Employment law expert Ciara Ruane of Pinsent Masons, the law firm behind Out-Law, said parties who had already submitted complaints to the WRC for adjudication on the basis that hearings would be heard in private should be aware the provision for a private hearing no longer applied.
The ruling (3 page / 93.9KB PDF) also means that decisions will be published including the names of the parties, whereas previously names of parties were anonymised.
Where a complaint had its final hearing on or before 6 April 2021, the determination of the adjudication officer will be anonymised, or anonymised at the adjudication officer’s discretion if it relates to an equality matter, until new legislation comes into force.
“With WRC hearings operating in public, which means that media may be able to attend, and parties being named in the decision published on the website, this is likely to impact on the way parties proceed with these matters. It will be interesting to see if there will be an increase in parties engaging in mediation, as mediation proceedings will remain in private,” Ruane said.
Employment law expert Jason McMenamin of Pinsent Masons said: “The case has huge implications for future employment law cases before the WRC. Employers should take note of the current procedural changes and be particularly conscious that up until new legislation is introduced the names of parties will not be anonymised.”
The Supreme Court also held that the administration of the oath and the possibility of punishment for giving false evidence are an important part of ensuring that justice is done, in cases where there is serious and direct conflict of evidence. It said the absence of any provision for the administration of an oath, or any possibility of punishment for the giving of false evidence in the hearing of claims heard under Part 4 of the Workplace Relations Act 2015 or section 8 of the Unfair Dismissals Act 1977, as amended, was inconsistent with the Constitution.

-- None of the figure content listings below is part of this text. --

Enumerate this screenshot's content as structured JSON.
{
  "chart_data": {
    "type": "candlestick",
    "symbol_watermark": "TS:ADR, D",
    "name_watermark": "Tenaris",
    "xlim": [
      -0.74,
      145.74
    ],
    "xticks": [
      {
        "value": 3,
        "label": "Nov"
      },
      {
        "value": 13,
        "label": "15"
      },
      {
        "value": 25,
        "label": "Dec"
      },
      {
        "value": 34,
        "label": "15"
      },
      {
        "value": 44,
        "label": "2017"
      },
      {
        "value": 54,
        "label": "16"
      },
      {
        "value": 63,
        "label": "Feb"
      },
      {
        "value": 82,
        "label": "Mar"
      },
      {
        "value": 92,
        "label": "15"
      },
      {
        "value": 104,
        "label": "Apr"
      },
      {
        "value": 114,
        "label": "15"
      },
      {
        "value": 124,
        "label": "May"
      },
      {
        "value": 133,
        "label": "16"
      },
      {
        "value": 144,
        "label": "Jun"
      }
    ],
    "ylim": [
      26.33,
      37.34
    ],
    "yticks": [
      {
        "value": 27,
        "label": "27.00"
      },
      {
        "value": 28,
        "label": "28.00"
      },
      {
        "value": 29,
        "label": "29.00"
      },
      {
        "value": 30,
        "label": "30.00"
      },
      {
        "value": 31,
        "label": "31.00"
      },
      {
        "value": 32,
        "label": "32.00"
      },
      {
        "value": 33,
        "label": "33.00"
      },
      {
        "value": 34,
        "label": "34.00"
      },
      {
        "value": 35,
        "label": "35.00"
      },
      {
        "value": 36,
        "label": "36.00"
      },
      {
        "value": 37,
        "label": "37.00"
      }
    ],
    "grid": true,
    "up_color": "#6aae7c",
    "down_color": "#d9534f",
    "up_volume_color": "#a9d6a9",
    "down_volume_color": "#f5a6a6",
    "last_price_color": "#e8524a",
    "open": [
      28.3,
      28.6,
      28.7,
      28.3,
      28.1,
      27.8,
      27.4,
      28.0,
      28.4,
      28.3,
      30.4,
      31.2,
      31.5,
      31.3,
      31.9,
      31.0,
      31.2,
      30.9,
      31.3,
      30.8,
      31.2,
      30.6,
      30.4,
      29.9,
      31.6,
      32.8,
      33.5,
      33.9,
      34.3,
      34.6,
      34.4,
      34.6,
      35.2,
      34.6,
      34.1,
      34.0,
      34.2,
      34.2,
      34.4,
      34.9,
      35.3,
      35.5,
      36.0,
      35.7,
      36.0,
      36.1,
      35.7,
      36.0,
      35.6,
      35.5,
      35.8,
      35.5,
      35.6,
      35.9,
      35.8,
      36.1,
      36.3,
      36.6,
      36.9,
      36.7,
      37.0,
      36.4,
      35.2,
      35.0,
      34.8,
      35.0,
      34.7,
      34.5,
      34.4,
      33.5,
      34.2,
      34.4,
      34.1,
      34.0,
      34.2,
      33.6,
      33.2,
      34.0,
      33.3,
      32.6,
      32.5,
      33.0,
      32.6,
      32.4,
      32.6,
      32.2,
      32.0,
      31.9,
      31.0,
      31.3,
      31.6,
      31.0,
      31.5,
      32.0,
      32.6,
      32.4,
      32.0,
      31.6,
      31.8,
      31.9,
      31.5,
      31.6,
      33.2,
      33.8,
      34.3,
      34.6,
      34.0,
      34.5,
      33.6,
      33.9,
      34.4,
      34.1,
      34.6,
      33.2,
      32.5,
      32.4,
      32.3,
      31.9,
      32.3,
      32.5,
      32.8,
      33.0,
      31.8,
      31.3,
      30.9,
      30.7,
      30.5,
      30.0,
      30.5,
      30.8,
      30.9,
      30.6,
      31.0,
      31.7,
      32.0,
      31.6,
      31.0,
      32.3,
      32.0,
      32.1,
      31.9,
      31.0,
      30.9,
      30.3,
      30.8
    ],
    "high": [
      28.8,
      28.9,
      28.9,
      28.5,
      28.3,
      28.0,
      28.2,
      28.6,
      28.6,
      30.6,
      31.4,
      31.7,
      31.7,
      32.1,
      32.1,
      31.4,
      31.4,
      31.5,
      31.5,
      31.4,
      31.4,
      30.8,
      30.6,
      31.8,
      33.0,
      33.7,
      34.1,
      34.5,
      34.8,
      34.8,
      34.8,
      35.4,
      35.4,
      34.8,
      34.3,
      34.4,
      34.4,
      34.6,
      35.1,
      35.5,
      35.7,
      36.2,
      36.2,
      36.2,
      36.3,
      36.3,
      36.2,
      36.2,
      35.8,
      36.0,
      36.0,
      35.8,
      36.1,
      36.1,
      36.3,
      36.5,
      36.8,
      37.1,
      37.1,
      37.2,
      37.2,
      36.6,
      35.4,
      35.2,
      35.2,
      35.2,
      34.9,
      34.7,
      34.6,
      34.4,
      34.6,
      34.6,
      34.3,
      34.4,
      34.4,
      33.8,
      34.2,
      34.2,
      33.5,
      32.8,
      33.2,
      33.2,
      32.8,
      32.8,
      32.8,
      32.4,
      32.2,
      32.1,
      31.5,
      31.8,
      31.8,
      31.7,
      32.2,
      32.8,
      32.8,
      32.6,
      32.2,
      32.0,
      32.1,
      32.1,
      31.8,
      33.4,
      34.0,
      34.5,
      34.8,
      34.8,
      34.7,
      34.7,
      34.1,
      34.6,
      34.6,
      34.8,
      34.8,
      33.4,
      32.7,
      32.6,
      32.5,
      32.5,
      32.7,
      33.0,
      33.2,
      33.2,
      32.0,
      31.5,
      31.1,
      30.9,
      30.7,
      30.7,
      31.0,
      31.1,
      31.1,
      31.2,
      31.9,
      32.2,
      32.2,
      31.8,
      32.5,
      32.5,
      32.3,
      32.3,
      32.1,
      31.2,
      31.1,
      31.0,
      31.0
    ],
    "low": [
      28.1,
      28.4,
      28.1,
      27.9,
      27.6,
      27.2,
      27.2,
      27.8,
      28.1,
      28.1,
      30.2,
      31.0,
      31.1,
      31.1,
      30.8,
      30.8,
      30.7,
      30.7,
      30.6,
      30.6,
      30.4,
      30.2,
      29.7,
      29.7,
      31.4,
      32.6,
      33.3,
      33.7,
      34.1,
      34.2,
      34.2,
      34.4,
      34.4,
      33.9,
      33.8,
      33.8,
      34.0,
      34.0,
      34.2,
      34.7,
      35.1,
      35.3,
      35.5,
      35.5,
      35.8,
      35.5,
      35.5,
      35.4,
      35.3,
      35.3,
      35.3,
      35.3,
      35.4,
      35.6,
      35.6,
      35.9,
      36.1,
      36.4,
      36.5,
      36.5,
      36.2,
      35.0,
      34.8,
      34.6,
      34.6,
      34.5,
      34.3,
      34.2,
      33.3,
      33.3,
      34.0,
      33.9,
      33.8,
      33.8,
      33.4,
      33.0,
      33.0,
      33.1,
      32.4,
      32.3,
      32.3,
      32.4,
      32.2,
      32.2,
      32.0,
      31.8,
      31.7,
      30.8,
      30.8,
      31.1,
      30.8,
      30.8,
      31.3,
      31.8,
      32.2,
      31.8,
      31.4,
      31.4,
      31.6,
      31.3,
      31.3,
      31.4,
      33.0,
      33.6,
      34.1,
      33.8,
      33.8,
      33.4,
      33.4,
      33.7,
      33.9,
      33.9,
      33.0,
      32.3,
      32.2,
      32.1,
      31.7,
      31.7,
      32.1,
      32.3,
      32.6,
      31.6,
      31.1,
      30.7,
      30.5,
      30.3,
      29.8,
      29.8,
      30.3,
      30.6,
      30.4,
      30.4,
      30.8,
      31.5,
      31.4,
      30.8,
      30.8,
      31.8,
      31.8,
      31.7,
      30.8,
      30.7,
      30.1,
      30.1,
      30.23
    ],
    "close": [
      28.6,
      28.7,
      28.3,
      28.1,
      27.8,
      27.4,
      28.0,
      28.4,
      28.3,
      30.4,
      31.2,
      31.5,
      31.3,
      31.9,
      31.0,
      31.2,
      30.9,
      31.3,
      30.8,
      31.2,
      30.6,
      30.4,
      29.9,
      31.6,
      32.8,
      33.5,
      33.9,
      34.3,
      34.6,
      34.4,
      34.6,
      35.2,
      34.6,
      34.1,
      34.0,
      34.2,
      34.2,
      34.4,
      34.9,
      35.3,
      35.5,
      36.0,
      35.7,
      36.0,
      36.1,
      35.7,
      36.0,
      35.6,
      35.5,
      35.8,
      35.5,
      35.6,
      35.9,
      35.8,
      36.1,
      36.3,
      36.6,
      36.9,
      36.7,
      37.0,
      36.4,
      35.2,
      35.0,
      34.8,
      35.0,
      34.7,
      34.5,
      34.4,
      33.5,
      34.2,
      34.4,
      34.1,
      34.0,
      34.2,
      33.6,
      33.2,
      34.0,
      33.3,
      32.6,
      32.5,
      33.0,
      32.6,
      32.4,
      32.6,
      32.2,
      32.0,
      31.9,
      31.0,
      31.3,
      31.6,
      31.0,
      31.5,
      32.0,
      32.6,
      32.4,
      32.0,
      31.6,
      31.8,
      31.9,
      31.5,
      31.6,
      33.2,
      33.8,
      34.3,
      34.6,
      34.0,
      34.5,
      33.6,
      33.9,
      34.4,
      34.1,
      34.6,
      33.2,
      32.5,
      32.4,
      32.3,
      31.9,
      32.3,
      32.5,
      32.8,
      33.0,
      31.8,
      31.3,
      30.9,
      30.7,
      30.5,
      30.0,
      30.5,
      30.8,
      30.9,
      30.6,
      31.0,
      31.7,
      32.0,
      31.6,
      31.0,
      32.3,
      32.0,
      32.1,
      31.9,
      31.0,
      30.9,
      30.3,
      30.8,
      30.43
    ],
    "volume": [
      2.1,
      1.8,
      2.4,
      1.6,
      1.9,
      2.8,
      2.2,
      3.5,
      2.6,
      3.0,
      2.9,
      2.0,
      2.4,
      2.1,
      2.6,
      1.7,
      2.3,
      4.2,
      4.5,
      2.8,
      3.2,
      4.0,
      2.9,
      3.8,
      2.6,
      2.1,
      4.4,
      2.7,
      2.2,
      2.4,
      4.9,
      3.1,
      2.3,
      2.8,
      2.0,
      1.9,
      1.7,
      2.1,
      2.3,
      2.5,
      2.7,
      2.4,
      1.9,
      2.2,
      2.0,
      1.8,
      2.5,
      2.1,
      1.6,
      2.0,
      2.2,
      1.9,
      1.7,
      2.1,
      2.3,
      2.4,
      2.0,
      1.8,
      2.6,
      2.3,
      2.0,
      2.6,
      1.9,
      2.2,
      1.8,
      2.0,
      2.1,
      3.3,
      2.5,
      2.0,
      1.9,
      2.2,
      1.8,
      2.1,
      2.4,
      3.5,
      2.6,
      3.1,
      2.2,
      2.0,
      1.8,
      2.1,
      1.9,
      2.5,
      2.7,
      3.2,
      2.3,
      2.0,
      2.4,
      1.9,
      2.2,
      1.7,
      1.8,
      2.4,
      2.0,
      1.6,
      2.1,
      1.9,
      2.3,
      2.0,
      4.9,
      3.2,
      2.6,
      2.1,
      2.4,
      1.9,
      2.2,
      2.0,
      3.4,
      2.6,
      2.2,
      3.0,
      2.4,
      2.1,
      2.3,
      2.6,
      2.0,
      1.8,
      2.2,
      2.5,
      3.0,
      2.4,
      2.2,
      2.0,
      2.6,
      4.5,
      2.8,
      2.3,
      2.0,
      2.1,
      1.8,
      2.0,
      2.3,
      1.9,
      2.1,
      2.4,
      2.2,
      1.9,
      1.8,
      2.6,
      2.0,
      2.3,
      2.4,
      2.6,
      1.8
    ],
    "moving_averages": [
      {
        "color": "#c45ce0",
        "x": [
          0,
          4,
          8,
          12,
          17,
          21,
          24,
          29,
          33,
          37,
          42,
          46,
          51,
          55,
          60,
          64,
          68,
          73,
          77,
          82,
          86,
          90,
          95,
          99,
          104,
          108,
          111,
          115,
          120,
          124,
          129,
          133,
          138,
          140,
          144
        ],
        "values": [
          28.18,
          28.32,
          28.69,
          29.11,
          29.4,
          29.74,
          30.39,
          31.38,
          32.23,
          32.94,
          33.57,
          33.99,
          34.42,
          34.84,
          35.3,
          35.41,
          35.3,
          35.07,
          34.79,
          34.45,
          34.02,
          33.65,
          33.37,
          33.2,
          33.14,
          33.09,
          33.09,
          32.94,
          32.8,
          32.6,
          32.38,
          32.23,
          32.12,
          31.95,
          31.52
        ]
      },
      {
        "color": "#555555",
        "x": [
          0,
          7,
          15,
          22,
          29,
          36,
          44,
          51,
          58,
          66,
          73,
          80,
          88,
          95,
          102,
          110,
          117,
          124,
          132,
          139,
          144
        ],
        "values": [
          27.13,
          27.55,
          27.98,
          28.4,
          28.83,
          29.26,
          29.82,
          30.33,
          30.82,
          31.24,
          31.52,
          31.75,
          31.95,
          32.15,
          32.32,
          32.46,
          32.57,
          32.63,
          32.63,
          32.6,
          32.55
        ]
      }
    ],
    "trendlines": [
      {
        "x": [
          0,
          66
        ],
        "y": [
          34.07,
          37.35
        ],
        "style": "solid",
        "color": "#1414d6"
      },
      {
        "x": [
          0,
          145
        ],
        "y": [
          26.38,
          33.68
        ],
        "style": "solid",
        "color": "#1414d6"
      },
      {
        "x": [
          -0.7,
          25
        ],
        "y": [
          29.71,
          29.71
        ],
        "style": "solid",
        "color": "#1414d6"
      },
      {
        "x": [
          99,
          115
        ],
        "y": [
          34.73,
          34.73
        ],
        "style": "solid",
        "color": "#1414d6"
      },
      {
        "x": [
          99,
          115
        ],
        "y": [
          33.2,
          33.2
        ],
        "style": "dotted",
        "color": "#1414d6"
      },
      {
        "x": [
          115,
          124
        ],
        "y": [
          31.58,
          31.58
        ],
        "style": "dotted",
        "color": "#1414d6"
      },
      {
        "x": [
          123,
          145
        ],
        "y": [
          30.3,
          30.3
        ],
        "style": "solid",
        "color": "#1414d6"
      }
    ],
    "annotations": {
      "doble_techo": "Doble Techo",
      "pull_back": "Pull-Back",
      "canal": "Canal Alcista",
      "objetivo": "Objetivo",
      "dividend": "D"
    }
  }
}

As a result, except where the investigation or hearing does not amount to the administration of justice – for example in industrial relations disputes – where an adjudication officer determines that there is a serious and direct conflict of evidence between the parties to a complaint before the officer, they will adjourn the hearing to await amendments to the Workplace Relations Act 2015. These will give adjudication officers the power to administer an oath or affirmation, and provide for a punishment for the giving of false evidence.
The WRC said unless a postponement was granted in advance, all scheduled hearings would begin as usual and continue to a conclusion, unless an adjudication officer decides that it is necessary that an oath or affirmation be administered.
As amending legislation will be required, it will be necessary for the WRC to update its procedures in line with the legislation and policy when this is enacted.